Summary and Setup

an introduction to R for non-programmers using gapminder data

The goal of this lesson is to teach novice programmers to write modular code and best practices for using R for data analysis. R is commonly used in many scientific disciplines for statistical analysis and its array of third-party packages.

The emphasis of these materials is to give attendees a strong foundation in the fundamentals of R, and to teach best practices for scientific computing.

Note that this workshop will focus on teaching the fundamentals of the programming language R, and will not teach statistical analysis.

A variety of third party packages are used throughout this workshop. These are not necessarily the best, nor are they comprehensive, but they are packages we find useful, and have been chosen primarily for their usability.

Prerequisites

Understand that computers store data and instructions (programs, scripts etc.) in files. Files are organised in directories (folders). Know how to access files not in the working directory by specifying the path.

Data Setup


We will be using some example data in the lesson. Download the file using the link below and extract it to your computer: - zip file of raw data.

Software Setup


Discussion

This lesson assumes you have R and RStudio installed on your computer. Please follow the setup instructions below.
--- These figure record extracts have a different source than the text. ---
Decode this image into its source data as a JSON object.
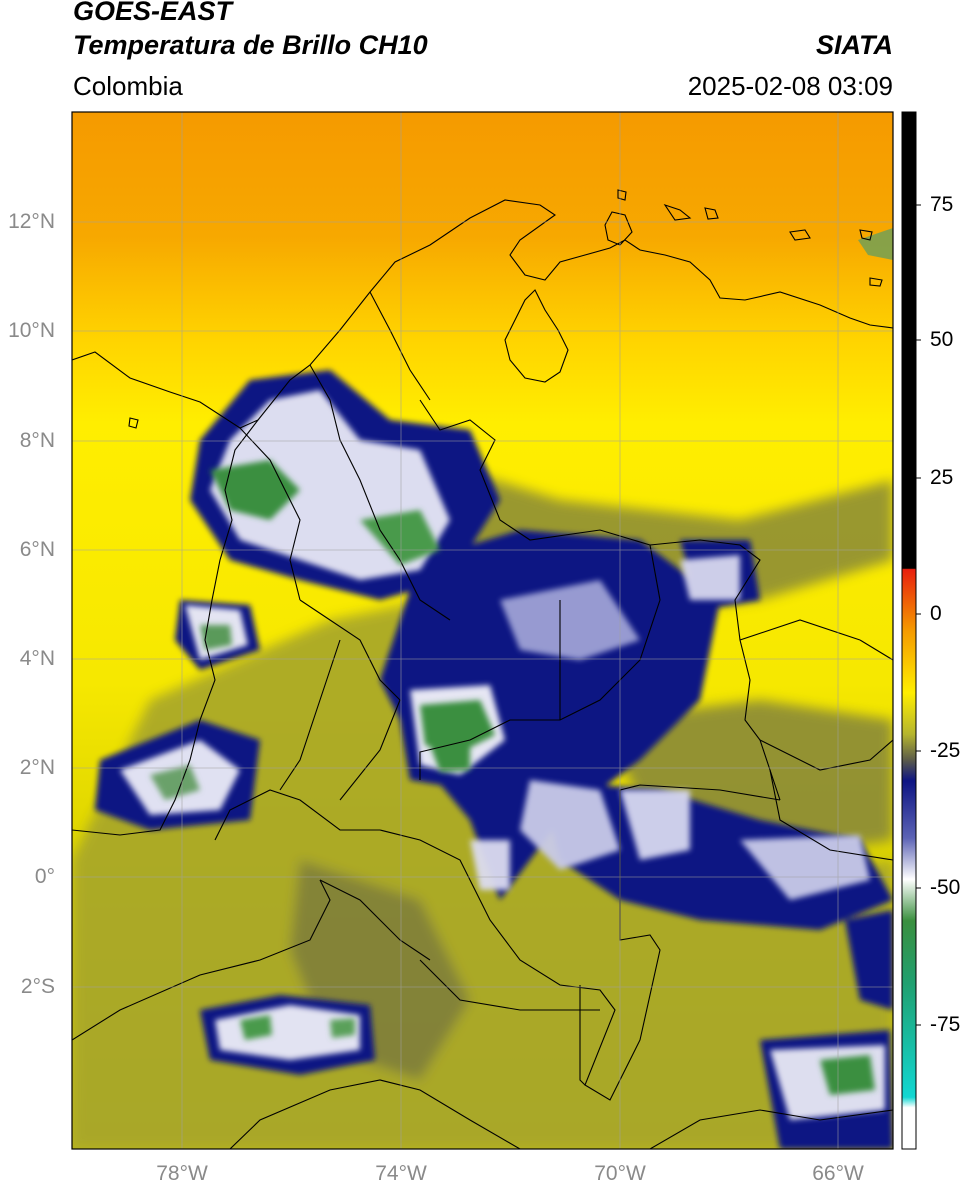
{
  "header": {
    "satellite": "GOES-EAST",
    "product": "Temperatura de Brillo CH10",
    "organization": "SIATA",
    "region": "Colombia",
    "timestamp": "2025-02-08 03:09"
  },
  "map": {
    "lat_labels": [
      "12°N",
      "10°N",
      "8°N",
      "6°N",
      "4°N",
      "2°N",
      "0°",
      "2°S"
    ],
    "lat_values": [
      12,
      10,
      8,
      6,
      4,
      2,
      0,
      -2
    ],
    "lon_labels": [
      "78°W",
      "74°W",
      "70°W",
      "66°W"
    ],
    "lon_values": [
      -78,
      -74,
      -70,
      -66
    ],
    "extent": {
      "lon_min": -80,
      "lon_max": -65,
      "lat_min": -5,
      "lat_max": 14
    },
    "gridlines": true
  },
  "colorbar": {
    "tick_labels": [
      "75",
      "50",
      "25",
      "0",
      "-25",
      "-50",
      "-75"
    ],
    "tick_values": [
      75,
      50,
      25,
      0,
      -25,
      -50,
      -75
    ],
    "vmin": -96,
    "vmax": 90,
    "palette": {
      "black": "#000000",
      "red": "#e81f0e",
      "orange": "#f5a000",
      "yellow": "#ffee00",
      "olive": "#9ea12a",
      "navy": "#0d1483",
      "white": "#ffffff",
      "green": "#3a8f3f",
      "cyan": "#12d7d2"
    }
  }
}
To install R and RStudio on a personal laptop

Windows/Mac

  • R can be downloaded here. Select the precompiled binary distribution for your operating system.

  • RStudio is an environment for code development using R. It can be downloaded here. You will need the Desktop version for your computer; scroll to the bottom of the page for links.

Windows

To install R and RStudio on a University managed Windows machine:

  • Connect your computer to the university network and open the Software Centre from the Start Menu

  • Search for and install “RStudio”.

  • This will also automatically install R for Windows 4.3.1 and Rtools.

Mac

To install R and RStudio on a University managed Mac machine:

  • Connect your computer to the university network and open the Software Centre from the Start Menu

  • Search for and install “R Language”.

  • Search for and install “RStudio”.

Packages


The course teaches the tidyverse, which is a collection of R packages that are designed to make many common data analysis tasks easier. Please install this before the course. You can do this by starting Rstudio, and typing:

R

install.packages("tidyverse")

At the > prompt in the left hand window of RStudio. You may be prompted to select a mirror to use; either select one in the UK, or the “cloud” option at the start of the list.

R will download the packages that constitute the tidyverse, and then install them. This can take some time. You may get a prompt There are binary versions available but the source versions are later and asking if you want to install from sources packages which require compilation. You should answer no to this.

If you are using a mac you may be prompted whether you wish to install binary or source versions of the packages; you should select binary.

On Linux, several of the packages will be compiled from source. This can take several minutes. You may find that you need to install additional development libraries to allow this to happen.

There will be a number of messages displayed during installation. After the installation has completed you should see a message containing:

OUTPUT

** testing if installed package can be loaded
* DONE (tidyverse)

Or:

OUTPUT

package ‘tidyverse’ successfully unpacked and MD5 sums checked

Check Your Installation


Type the following commands at the > prompt:

R

library(tidyverse)
ggplot(cars, aes(x=speed, y=dist)) + geom_point()

(any message about conflicts can be safely ignored) This should produce a plot in the lower right hand window of RStudio.